Der Sender Al Dschasira lieferte deutsche Interview- Übersetzung

Berlin (dpa). Die deutsche Ex-Geisel Susanne Osthoff hält sich eine Rückkehr in den Irak offen. Nach Verwirrung um die Übersetzung des Interviews der 43-jährigen mit dem arabischen Senders Al-Dschasira lieferte der Sender gestern die deutsche Übersetzung für die Passage über ihre mögliche Rückkehr.
Danach antwortet Osthoff auf die Frage eines Zuschauers, ob sie trotz der Gefahren in den Irak zurückkehren würde: »Ich habe Verständnis für diese Frage, habe sie mir sogar selbst gestellt. Doch, das ist meine Arbeit.«
Ferner führte Osthoff aus: »Die Umstände in den letzten drei Jahren haben sich sehr verschlechtert und erreichten einen Punkt, wo es noch kaum Machbares gab. Ich arbeite im humanitären Bereich und bin mir im Klaren über die Schwierigkeiten. (...) Ich befand, jemand muss hier helfen, denn der Irak ist wie ein Tiger im dunklen Käfig. Die Leute leiden und ich will Ihnen helfen, auf eigene Vertwortung.«
Demnach äußerte sich Osthoff nicht konkret zu einer Rückkehr in den Irak nach ihrer Freilassung als Geisel oder zu einem möglichen Zeitpunkt.

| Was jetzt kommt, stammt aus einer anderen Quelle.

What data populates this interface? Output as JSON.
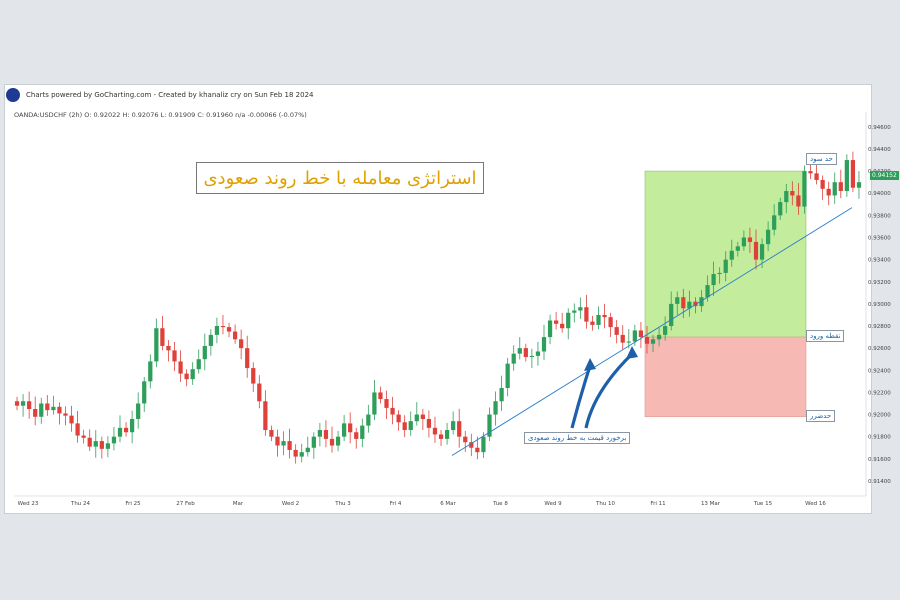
{
  "header": {
    "credit": "Charts powered by GoCharting.com - Created by khanaliz cry on Sun Feb 18 2024"
  },
  "chart_data": {
    "type": "candlestick",
    "symbol_line": "OANDA:USDCHF (2h)   O: 0.92022  H: 0.92076  L: 0.91909  C: 0.91960  n/a  -0.00066  (-0.07%)",
    "title": "استراتژی معامله با خط روند صعودی",
    "y_ticks": [
      0.914,
      0.916,
      0.918,
      0.92,
      0.922,
      0.924,
      0.926,
      0.928,
      0.93,
      0.932,
      0.934,
      0.936,
      0.938,
      0.94,
      0.942,
      0.944,
      0.946
    ],
    "ylim": [
      0.913,
      0.9468
    ],
    "x_ticks": [
      "Wed 23",
      "Thu 24",
      "Fri 25",
      "27 Feb",
      "Mar",
      "Wed 2",
      "Thu 3",
      "Fri 4",
      "6 Mar",
      "Tue 8",
      "Wed 9",
      "Thu 10",
      "Fri 11",
      "13 Mar",
      "Tue 15",
      "Wed 16"
    ],
    "last_price": "0.94152",
    "annotations": {
      "take_profit": "حد سود",
      "entry": "نقطه ورود",
      "stop_loss": "حدضرر",
      "touch": "برخورد قیمت به خط روند صعودی"
    },
    "levels": {
      "take_profit": 0.942,
      "entry": 0.927,
      "stop_loss": 0.9198
    },
    "trendline": {
      "from": [
        0.9163
      ],
      "to": [
        0.9387
      ]
    },
    "colors": {
      "up": "#2e9e5b",
      "down": "#e0403a",
      "profit_zone": "#c4ec9d",
      "loss_zone": "#f6b9b3",
      "trendline": "#2a7cc7",
      "title": "#e0a000"
    },
    "closes": [
      0.9208,
      0.9212,
      0.9205,
      0.9198,
      0.921,
      0.9204,
      0.9207,
      0.9201,
      0.9199,
      0.9192,
      0.9181,
      0.9179,
      0.9171,
      0.9176,
      0.9169,
      0.9174,
      0.918,
      0.9188,
      0.9184,
      0.9196,
      0.921,
      0.923,
      0.9248,
      0.9278,
      0.9262,
      0.9258,
      0.9248,
      0.9237,
      0.9232,
      0.9241,
      0.925,
      0.9262,
      0.9272,
      0.928,
      0.9279,
      0.9275,
      0.9268,
      0.926,
      0.9242,
      0.9228,
      0.9212,
      0.9186,
      0.918,
      0.9172,
      0.9176,
      0.9168,
      0.9162,
      0.9166,
      0.917,
      0.918,
      0.9186,
      0.9178,
      0.9172,
      0.918,
      0.9192,
      0.9184,
      0.9178,
      0.919,
      0.92,
      0.922,
      0.9214,
      0.9206,
      0.92,
      0.9193,
      0.9186,
      0.9194,
      0.92,
      0.9196,
      0.9188,
      0.9182,
      0.9178,
      0.9186,
      0.9194,
      0.918,
      0.9175,
      0.917,
      0.9166,
      0.918,
      0.92,
      0.9212,
      0.9224,
      0.9246,
      0.9255,
      0.926,
      0.9252,
      0.9253,
      0.9257,
      0.927,
      0.9285,
      0.9282,
      0.9278,
      0.9292,
      0.9294,
      0.9297,
      0.9284,
      0.9281,
      0.929,
      0.9288,
      0.9279,
      0.9272,
      0.9265,
      0.9266,
      0.9276,
      0.927,
      0.9264,
      0.9268,
      0.9272,
      0.928,
      0.93,
      0.9306,
      0.9296,
      0.9302,
      0.9298,
      0.9306,
      0.9317,
      0.9327,
      0.9328,
      0.934,
      0.9348,
      0.9352,
      0.936,
      0.9356,
      0.934,
      0.9354,
      0.9367,
      0.938,
      0.9392,
      0.9402,
      0.9398,
      0.9388,
      0.942,
      0.9418,
      0.9412,
      0.9404,
      0.9398,
      0.941,
      0.9402,
      0.943,
      0.9405,
      0.941
    ]
  }
}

Zu Spekulationen über eine Rückkehr Osthoffs in den Irak und eine mögliche zweite Entführung wollte sich das Auswärtige Amt (AA) nicht äußern. Ein AA-Sprecher stellte aber klar: »Auch künftig gilt natürlich die Fürsorgepflicht des Staates für seine im Ausland in Not geratenen Bürger.« Außenminister Frank-Walter Steinmeier (SPD) setzt darauf, dass Osthoff ihre Pläne nicht wahrmacht.
Steinmeier hatte am Montagabend erklärt: »Nach intensiven Anstrengungen vieler Beteiligter über drei Wochen, die schließlich zu ihrer Freilassung führten, hätte ich wenig Verständnis, wenn Frau Osthoff sich erneut in eine Gefahrensituation begeben würde.«
Bundestagsabgeordnete der Union und SPD warnten Osthoff vor einer Rückkehr in den Irak. Gerade sie müsste jetzt die Gefahr eines erneuten Aufenthalts in dem Land erkennen, sagte der Vorsitzende des Auswärtigen Ausschusses im Bundestag, Ruprecht Polenz (CDU). Der SPD-Außenexperte Niels Annen nannte eine Entscheidung Osthoffs zur Rückkehr in das Land unvorstellbar. Die Wissenschaftlerin solle die Reisewarnungen des Auswärtigen Amtes Ernst nehmen. »Denn wenn jemand um deren Berechtigung weiß, dann wird sie das am ehesten sein.«
Grünen-Chefin Claudia Roth betonte dagegen, Osthoff könne für sich selber entscheiden. Der Irak sei seit langem der Lebensmittelpunkt Osthoffs. Warnungen des AA solle sie aber ernst nehmen.
Der SPD-Abgeordnete Lothar Mark warnte, die deutschen Steuerzahler würden Osthoff »kein zweites Mal eine Geiselfreilassung im Irak finanzieren«.
Unterdessen zeigte sich Osthoffs Mutter, Ingrid Hala, verwundert, dass die Regierung keine Projekte mehr finanziell unterstützt, die mit einem Aufenthalt ihrer Tochter im Irak verbunden sind. »Das ist schon seltsam«, sagte sie der »Süddeutschen Zeitung«. Sie vermutet, dass die Regierung damit die Bevölkerung beruhigen wolle.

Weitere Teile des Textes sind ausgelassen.